6. Nesta perspectiva se coloca a minha actual viagem à Argentina que tem carácter excepcional, totalmente distinto de uma normal visita apostólico-pastoral, que fica para outra ocasião oportuna. Os motivos desta viagem expliquei-os na carta de 25 de Maio passado, que dirigi aos filhos e às filhas da Nação Argentina.

Hoje venho para orar convosco no meio destes importantes e difíceis acontecimentos que estão a desenrolar-se há já algumas semanas.

Venho rezar por todos aqueles que perderam a vida; pelas vítimas de ambas as partes; pelas famílias que sofrem, como também fiz na Grã-Bretanha.

Venho rezar pela paz, por uma digna e justa solução do conflito armado.

Vós que nesta terra argentina sois por título todo especial homens e mulheres de oração, elevai-a a Deus com maior insistência, quer individual quer comunitariamente.

Por meu lado desejei estar aqui para rezar convosco, de modo particular durante estes dois dias.

Concentraremos a oração sobretudo em dois momentos: Diante da Mãe de Deus no seu Santuário de Luján e na celebração da solenidade do Santíssimo Corpo e Sangue de Cristo.

7. Conheço o bom espírito eclesial e religioso que vos anima. Viestes em grande número a este acto. Mas representais também os outros sacerdotes ou famílias religiosas do País, que constituem as primeiras forças vivas da Igreja nesta querida Nação. A todos confio esta importante intenção. em particular às almas consagradas a Deus no silêncio dos claustros.

Nestes dias difíceis e intranquilos, é necessária na terra argentina a presença da Igreja que ora; da Igreja que dá testemunho de amor e de paz.

Que este testemunho diante de Deus e diante dos homens entre no contexto dos importantes êxitos da vossa história contemporânea. Que levante os corações.

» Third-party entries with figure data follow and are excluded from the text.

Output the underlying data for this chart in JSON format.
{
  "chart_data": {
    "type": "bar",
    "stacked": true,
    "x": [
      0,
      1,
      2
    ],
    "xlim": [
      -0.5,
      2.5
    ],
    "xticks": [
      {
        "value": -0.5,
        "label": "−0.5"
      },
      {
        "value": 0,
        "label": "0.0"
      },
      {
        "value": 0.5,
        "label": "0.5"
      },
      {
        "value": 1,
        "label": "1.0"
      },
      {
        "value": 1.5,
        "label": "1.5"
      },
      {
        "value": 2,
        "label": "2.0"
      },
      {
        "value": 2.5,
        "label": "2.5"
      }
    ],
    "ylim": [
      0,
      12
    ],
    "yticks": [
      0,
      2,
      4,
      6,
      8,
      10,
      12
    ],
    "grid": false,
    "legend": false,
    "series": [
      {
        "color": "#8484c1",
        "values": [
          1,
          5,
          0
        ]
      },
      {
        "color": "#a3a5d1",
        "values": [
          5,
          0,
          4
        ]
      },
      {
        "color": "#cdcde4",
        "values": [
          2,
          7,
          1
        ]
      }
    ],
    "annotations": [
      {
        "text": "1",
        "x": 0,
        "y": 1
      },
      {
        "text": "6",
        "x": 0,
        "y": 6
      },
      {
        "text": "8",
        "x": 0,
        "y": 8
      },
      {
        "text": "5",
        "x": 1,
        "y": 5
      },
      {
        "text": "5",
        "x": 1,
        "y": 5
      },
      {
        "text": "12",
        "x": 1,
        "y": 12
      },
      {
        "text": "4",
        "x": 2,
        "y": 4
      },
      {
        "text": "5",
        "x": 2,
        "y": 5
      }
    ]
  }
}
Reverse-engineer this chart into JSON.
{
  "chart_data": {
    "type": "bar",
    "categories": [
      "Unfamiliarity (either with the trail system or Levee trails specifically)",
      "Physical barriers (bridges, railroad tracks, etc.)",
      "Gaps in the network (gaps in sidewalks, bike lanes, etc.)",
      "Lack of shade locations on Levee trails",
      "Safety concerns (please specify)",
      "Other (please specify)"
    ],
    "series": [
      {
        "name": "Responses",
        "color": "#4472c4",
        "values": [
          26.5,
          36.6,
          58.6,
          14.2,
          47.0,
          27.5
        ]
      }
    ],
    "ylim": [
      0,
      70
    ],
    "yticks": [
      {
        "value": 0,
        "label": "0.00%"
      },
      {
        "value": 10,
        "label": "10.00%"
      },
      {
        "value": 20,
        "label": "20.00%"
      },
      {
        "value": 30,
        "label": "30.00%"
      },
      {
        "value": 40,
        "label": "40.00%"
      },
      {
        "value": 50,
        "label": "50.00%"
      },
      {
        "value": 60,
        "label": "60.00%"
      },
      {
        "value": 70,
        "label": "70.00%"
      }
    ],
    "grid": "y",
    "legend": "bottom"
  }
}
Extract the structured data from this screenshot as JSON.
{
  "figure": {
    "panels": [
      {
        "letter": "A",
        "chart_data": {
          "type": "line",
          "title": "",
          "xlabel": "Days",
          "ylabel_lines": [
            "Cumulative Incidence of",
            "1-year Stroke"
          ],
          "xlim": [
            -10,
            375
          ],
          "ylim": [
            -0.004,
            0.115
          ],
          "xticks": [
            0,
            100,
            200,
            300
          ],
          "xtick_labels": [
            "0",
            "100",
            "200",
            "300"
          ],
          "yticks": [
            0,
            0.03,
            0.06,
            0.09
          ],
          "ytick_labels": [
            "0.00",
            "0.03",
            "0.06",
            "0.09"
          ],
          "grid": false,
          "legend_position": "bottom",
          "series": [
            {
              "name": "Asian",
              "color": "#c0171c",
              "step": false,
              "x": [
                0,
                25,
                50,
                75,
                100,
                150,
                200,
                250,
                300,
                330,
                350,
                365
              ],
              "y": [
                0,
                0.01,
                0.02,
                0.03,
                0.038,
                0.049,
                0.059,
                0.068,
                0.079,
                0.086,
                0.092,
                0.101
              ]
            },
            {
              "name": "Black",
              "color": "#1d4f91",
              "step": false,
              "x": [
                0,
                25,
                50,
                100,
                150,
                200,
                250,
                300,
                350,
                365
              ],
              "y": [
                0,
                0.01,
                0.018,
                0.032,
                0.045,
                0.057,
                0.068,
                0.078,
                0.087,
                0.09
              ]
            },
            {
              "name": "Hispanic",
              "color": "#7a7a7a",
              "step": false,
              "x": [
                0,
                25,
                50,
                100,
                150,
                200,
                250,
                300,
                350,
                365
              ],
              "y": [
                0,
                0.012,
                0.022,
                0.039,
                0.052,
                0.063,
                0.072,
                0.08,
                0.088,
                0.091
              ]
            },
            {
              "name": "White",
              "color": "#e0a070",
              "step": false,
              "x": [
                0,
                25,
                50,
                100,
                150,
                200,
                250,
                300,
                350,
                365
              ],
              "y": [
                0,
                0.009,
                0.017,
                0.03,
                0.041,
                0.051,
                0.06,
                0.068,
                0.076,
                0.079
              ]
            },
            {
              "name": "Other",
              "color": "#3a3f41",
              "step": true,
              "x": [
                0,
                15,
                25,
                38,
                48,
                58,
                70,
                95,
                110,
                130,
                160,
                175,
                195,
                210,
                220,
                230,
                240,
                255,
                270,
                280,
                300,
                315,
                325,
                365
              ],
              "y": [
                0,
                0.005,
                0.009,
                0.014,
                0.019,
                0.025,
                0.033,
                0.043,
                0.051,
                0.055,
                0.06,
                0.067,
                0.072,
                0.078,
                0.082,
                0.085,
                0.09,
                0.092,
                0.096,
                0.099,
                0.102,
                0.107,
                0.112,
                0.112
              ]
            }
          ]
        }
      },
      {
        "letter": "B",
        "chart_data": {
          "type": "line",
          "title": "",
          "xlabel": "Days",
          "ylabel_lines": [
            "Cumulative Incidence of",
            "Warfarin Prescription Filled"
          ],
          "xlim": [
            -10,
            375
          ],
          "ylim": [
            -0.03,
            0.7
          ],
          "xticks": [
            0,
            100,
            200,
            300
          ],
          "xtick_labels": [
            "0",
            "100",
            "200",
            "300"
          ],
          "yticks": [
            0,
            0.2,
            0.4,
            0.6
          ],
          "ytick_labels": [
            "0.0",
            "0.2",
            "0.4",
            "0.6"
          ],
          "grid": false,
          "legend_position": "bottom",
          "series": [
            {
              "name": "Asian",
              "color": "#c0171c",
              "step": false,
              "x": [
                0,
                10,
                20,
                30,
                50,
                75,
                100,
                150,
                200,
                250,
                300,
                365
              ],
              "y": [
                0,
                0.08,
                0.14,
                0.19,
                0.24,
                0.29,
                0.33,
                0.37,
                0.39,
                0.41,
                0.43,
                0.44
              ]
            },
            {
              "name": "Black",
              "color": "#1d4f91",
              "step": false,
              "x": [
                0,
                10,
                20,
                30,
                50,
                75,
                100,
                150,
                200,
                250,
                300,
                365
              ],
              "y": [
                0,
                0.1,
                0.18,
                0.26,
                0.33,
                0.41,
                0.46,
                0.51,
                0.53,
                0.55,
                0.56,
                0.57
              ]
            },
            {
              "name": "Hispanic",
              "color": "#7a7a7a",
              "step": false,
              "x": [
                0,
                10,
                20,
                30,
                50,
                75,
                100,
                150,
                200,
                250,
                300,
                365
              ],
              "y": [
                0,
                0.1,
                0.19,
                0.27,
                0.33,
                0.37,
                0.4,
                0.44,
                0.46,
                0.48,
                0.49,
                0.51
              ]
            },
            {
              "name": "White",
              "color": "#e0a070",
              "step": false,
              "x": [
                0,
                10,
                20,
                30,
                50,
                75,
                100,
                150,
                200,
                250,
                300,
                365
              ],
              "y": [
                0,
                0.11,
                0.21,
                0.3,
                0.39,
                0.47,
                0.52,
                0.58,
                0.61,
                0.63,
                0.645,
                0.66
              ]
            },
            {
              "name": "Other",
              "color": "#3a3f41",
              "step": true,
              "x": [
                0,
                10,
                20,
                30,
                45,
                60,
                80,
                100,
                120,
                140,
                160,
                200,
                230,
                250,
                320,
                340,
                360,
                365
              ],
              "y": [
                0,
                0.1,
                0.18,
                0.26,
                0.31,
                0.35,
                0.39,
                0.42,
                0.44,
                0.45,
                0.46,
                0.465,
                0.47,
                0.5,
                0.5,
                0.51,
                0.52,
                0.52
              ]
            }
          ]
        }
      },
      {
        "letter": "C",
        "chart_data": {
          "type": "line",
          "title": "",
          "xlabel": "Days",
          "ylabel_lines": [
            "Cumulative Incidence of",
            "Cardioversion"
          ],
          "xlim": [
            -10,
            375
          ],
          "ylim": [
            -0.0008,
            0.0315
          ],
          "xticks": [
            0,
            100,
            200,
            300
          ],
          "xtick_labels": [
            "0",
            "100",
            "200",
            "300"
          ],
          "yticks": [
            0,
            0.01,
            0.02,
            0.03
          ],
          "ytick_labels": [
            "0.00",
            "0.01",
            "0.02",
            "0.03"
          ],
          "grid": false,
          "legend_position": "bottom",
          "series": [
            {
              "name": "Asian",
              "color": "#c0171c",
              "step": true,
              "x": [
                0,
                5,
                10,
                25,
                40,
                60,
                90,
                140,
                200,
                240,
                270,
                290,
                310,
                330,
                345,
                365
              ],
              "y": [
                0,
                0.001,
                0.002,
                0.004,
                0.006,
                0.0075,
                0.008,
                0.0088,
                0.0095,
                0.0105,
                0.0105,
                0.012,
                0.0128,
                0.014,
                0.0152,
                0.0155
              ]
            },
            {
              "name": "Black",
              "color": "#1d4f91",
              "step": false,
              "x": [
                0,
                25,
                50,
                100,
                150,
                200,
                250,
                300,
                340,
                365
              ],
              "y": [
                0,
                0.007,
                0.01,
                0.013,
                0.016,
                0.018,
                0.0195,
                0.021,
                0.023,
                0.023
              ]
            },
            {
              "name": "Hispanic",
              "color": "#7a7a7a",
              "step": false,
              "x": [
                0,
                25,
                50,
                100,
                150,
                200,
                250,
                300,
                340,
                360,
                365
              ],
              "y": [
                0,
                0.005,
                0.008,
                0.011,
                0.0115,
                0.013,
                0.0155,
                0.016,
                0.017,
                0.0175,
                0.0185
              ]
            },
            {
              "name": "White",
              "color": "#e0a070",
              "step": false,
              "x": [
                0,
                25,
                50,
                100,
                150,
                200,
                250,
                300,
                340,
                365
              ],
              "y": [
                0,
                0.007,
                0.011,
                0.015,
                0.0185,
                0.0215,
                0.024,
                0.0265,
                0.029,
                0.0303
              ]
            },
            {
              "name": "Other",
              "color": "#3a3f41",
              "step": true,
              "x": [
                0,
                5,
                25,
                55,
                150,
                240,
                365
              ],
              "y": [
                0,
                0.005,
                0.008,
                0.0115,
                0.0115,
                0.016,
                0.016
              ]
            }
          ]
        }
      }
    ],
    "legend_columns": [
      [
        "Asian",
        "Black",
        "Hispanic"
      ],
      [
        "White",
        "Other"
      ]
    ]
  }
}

Porque a todos os acontecimentos da história humana está unida também a história da salvação.

Que o testemunho da presença do Bispo de Roma e da vossa união com ele dêem um impulso à história da salvação na vossa terra nativa.

Com estes votos e com profundo afecto para com todos os sacerdotes, religiosos, religiosas, seminaristas e membros dos Institutos eclesiais da Argentina, os presentes e os ausentes, dou-vos de coração a Bênção Apostólica.